“Injustice anywhere is a threat to justice everywhere.” ~ Dr. Martin Luther King, Jr.
Let’s talk about Internet censorship.
Systemic abuse of power. Suppression of information. Electronic surveillance. The free districts of Hong Kong are surrounded by a shadowy digital wall of absolutism. The Internet is the latest battleground of the new Cold War.
Hong Kong is the most recent victim of Beijing’s newly implemented national security law, which allows increased censorship by China’s Great Firewall. In a nutshell, the Great Firewall of China is a vast, sophisticated technical and legal system. The technical architecture of China’s Internet is optimized for state surveillance, in contrast to the commercialized Internet which is optimized for corporate surveillance.
How does it work?
A variety of methods are used by Chinese authorities to restrict online access such as:
- Blocking access to specific IP addresses and preventing any connection to the destination server
- Spoofing DNS server requests thereby returning an incorrect website address
- URL filtering to block websites based on keywords and phrases
- AI-enabled content censorship
- Blocking traffic that resembles VPN connections
Throughout my career I’ve had the opportunity to travel to Asia a few times. In fact, part of my job in previous work roles was to ensure business networks and internet traffic were securely routed in a way that bypassed China’s cybersecurity controls. For most organizations, the only way to circumvent the digital barrier is through internet exchanges and proxies found in Hong Kong.

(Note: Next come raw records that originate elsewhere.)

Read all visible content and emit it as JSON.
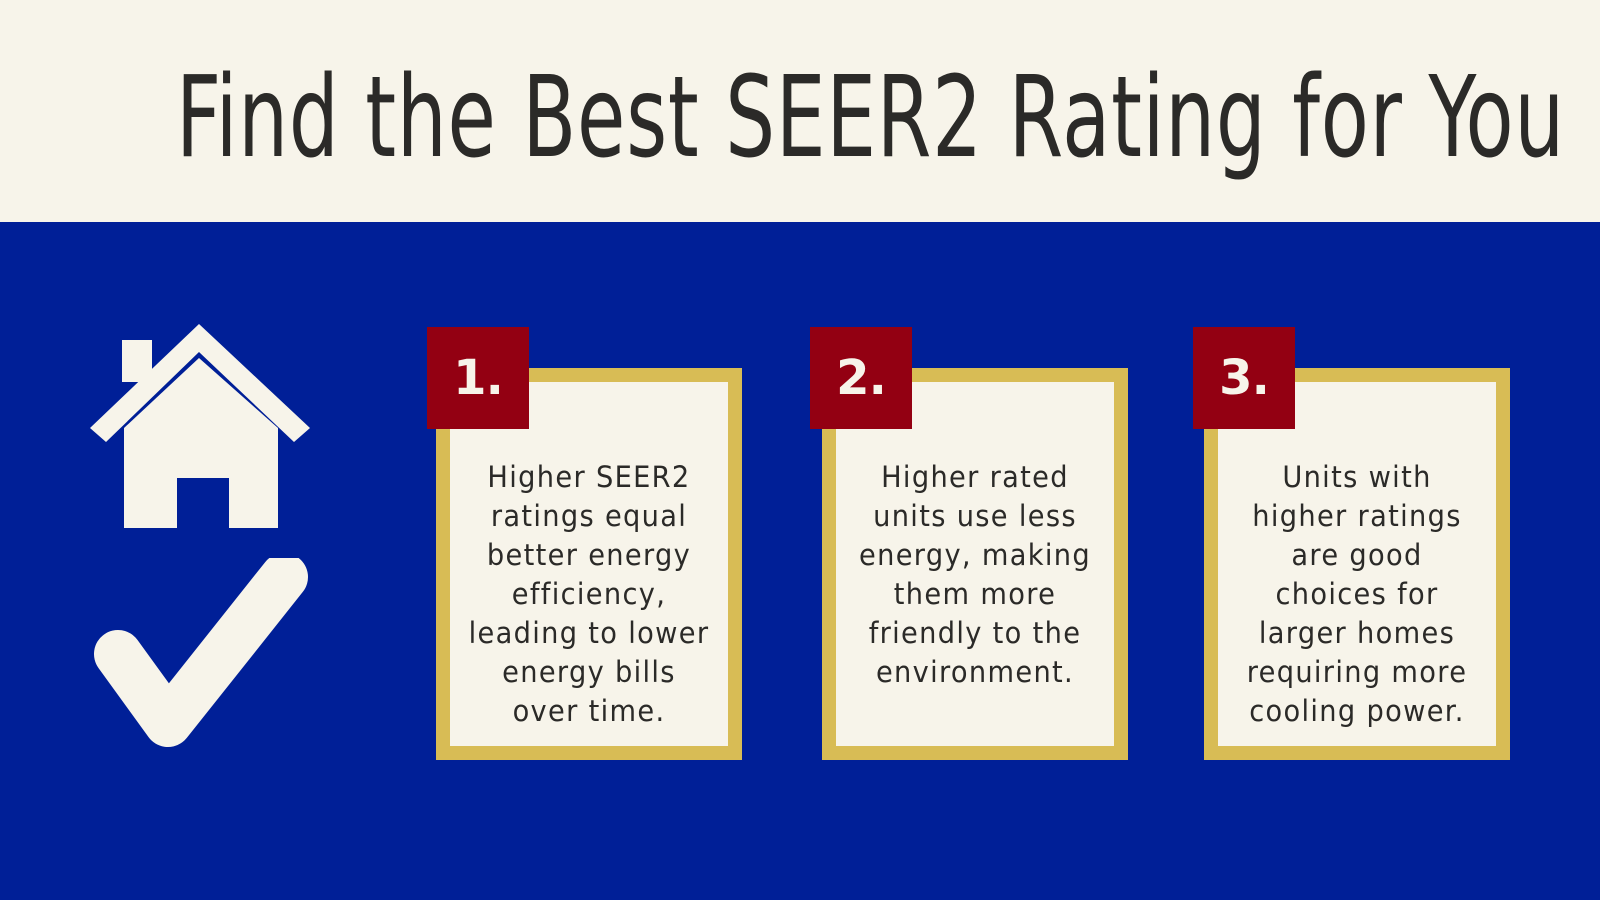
{
  "page": {
    "title": "Find the Best SEER2 Rating for You"
  },
  "icons": {
    "house": "house-icon",
    "check": "checkmark-icon"
  },
  "cards": [
    {
      "number": "1.",
      "text": "Higher SEER2 ratings equal better energy efficiency, leading to lower energy bills over time."
    },
    {
      "number": "2.",
      "text": "Higher rated units use less energy, making them more friendly to the environment."
    },
    {
      "number": "3.",
      "text": "Units with higher ratings are good choices for larger homes requiring more cooling power."
    }
  ],
  "colors": {
    "background_blue": "#001f97",
    "header_cream": "#f7f4ea",
    "card_border_gold": "#d8bc55",
    "badge_red": "#930012",
    "text_dark": "#2b2a28"
  }
}
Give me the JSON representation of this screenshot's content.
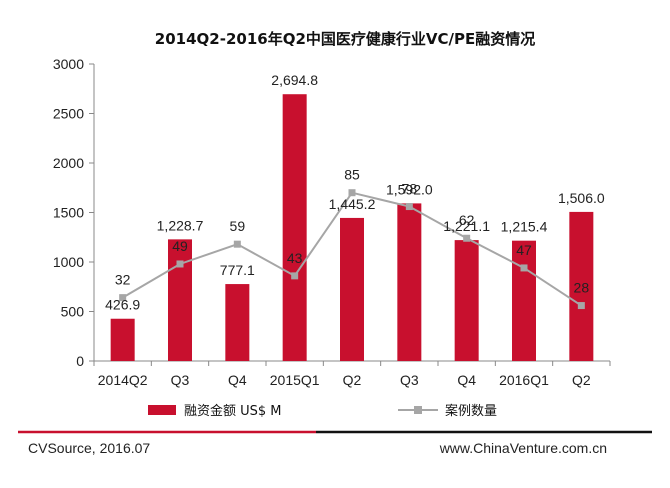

Hong Kong once had an open and robust internet that allowed for free markets and free minds. The growing fear is that critics of the Chinese Communist Party will be silenced in the name of national security. Law enforcement can now seize digital devices, block internet content, monitor citizens online, and fine and arrest those that are identified as political dissidents. Hundreds of protesters have already been arrested under the new law.

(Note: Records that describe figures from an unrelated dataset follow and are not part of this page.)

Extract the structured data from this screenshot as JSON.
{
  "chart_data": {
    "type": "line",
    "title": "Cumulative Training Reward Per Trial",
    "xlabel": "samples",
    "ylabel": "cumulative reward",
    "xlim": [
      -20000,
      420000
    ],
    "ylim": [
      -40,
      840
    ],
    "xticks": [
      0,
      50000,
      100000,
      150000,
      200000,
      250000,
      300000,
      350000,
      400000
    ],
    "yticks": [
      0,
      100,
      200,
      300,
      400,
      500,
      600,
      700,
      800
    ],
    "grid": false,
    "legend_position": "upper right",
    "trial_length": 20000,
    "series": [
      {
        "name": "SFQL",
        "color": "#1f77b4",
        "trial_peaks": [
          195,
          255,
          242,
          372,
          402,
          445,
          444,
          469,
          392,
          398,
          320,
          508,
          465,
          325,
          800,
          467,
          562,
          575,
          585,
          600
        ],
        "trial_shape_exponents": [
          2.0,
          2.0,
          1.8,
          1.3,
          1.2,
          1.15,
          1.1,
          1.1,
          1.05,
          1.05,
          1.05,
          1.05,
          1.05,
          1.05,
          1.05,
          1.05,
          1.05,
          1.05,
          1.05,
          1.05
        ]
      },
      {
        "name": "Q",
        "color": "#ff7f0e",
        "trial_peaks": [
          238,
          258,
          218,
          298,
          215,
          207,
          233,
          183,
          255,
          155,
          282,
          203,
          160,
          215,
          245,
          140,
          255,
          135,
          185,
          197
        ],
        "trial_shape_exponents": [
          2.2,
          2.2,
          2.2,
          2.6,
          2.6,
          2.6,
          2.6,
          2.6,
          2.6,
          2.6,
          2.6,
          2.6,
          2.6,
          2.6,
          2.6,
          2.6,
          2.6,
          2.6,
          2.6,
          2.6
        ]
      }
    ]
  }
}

Prior to the national security law, China utilized the Great Cannon, an offensive DDoS tool, to launch cyberattacks against online forums used by Hong Kong residents to plan anti-Beijing demonstrations. Since the law has taken effect, China has exerted vast, draconian controls over online communication bringing personal freedom on the Internet to a grinding halt in the region. Hong Kong citizens have even resorted to purging social media accounts as free speech became a potential crime. This is the antithesis of freedom and democracy.
Is resistance futile?
Social media platforms, online publishers, internet service providers, and e-commerce will all suffer under the new national security rules. To what extent remains to be seen. The U.S. State Department has already halted exports of military equipment and high-tech products to Hong Kong due to fears that they will be used by mainland China. Additionally, U.S. tech companies such as Facebook, Google, Twitter, Microsoft, and Zoom have indicated they won’t comply with government requests for user data. Noncompliance by businesses operating in Hong Kong could lead to fines and network traffic being blocked. Whatever the outcome, one thing is clear: China is all-in over Hong Kong.
Hong Kong’s democratic values of freedom, equality, and justice are shared by all of us. The U.S. must lead and uphold these principles internationally, and we can strengthen that position by resolving civil rights abuses at home.
Hong Kong’s fight for freedom is the front line of a global battle against the growing tide of despotic governments. Censorship is about control. As China’s cyberbalkanization further enables surveillance and authoritarianism, protecting the freedom of expression and the right to privacy of users has never been more important. This is a fight for the future of the Internet. And the Internet should unite, not divide us.
Censorship avoidance will drive new technologies such as the decentralized web and blockchain networks. Just as the Mongols breached the Great Wall of China during the 13th century, outsiders will find new and innovative ways to evade Internet censorship systems designed to restrict them.